表題番号:2025C-050 日付:2026/04/02
研究課題近代諸帝国をめぐる記憶の多重性についての基礎的調査
研究者所属(当時) 資格 氏名
(代表者) 文学学術院 文学部 教授 佐藤 尚平
研究成果概要
今日のほとんどの国は、近代諸帝国から独立することで、あるいはその延長として、発展してきた。そして多くの場合、帝国主義は不当で暴力的な統治だったと記憶されている。社会を分断させて今日に至る紛争の火種を創り出した権化と言われることも珍しくない。他方で、近代化の光に重ねられることもある。帝国主義とその終焉についての記憶は、意外と二面的だ。
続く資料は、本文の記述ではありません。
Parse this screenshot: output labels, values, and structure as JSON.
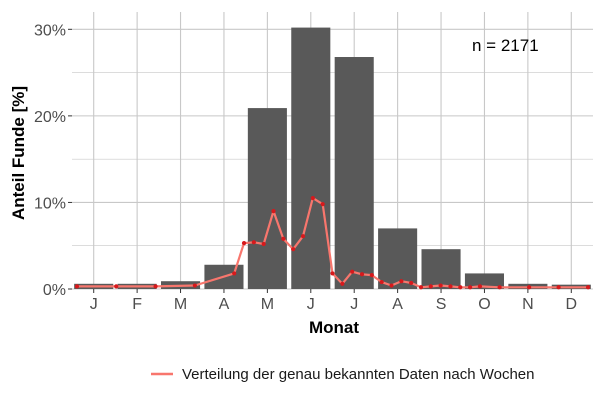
{
  "chart_data": {
    "type": "bar",
    "xlabel": "Monat",
    "ylabel": "Anteil Funde [%]",
    "categories": [
      "J",
      "F",
      "M",
      "A",
      "M",
      "J",
      "J",
      "A",
      "S",
      "O",
      "N",
      "D"
    ],
    "ylim": [
      0,
      32
    ],
    "yticks": [
      0,
      10,
      20,
      30
    ],
    "ytick_labels": [
      "0%",
      "10%",
      "20%",
      "30%"
    ],
    "series": [
      {
        "type": "bar",
        "values": [
          0.6,
          0.6,
          0.9,
          2.8,
          20.9,
          30.2,
          26.8,
          7.0,
          4.6,
          1.8,
          0.6,
          0.5
        ],
        "color": "#595959"
      },
      {
        "name": "Verteilung der genau bekannten Daten nach Wochen",
        "type": "line",
        "x": [
          1,
          5,
          9,
          13,
          17,
          18,
          19,
          20,
          21,
          22,
          23,
          24,
          25,
          26,
          27,
          28,
          29,
          30,
          31,
          32,
          33,
          34,
          35,
          36,
          37,
          38,
          39,
          40,
          41,
          42,
          44,
          47,
          50,
          53
        ],
        "values": [
          0.3,
          0.3,
          0.3,
          0.4,
          1.8,
          5.3,
          5.4,
          5.2,
          9.0,
          5.8,
          4.6,
          6.1,
          10.5,
          9.8,
          1.8,
          0.6,
          2.0,
          1.7,
          1.6,
          0.8,
          0.4,
          0.9,
          0.7,
          0.2,
          0.3,
          0.4,
          0.3,
          0.2,
          0.2,
          0.3,
          0.2,
          0.2,
          0.2,
          0.2
        ],
        "color": "#f8766d",
        "point_color": "#d7191c"
      }
    ],
    "annotations": [
      {
        "text": "n = 2171"
      }
    ],
    "grid": true,
    "legend_position": "bottom-right"
  },
  "colors": {
    "bar": "#595959",
    "line": "#f8766d",
    "point": "#d7191c",
    "grid": "#c8c8c8",
    "tick_text": "#4d4d4d"
  }
}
この背景には、過去それ自体の多様性に加えて、それぞれの記憶が、客観的な装いをまといつつ、各地域の発展とも密接に結びついて変容してきたということがある。事実と倫理が交差するこのテーマは、分断が先鋭化する現代社会のアイデンティティの核にあるとも言えるだろう。ここに光を当てるための一歩として、本課題では、申請者がこれまで行ってきた歴史研究に加えて、記憶研究の知見を参照することを目指した。まず国内の研究会では前者における本研究の位置付けを整理し、さらに国際学会(Memory Studies Association)での報告を通じて後者の一線に立つ研究者らと意見交換することが出来た。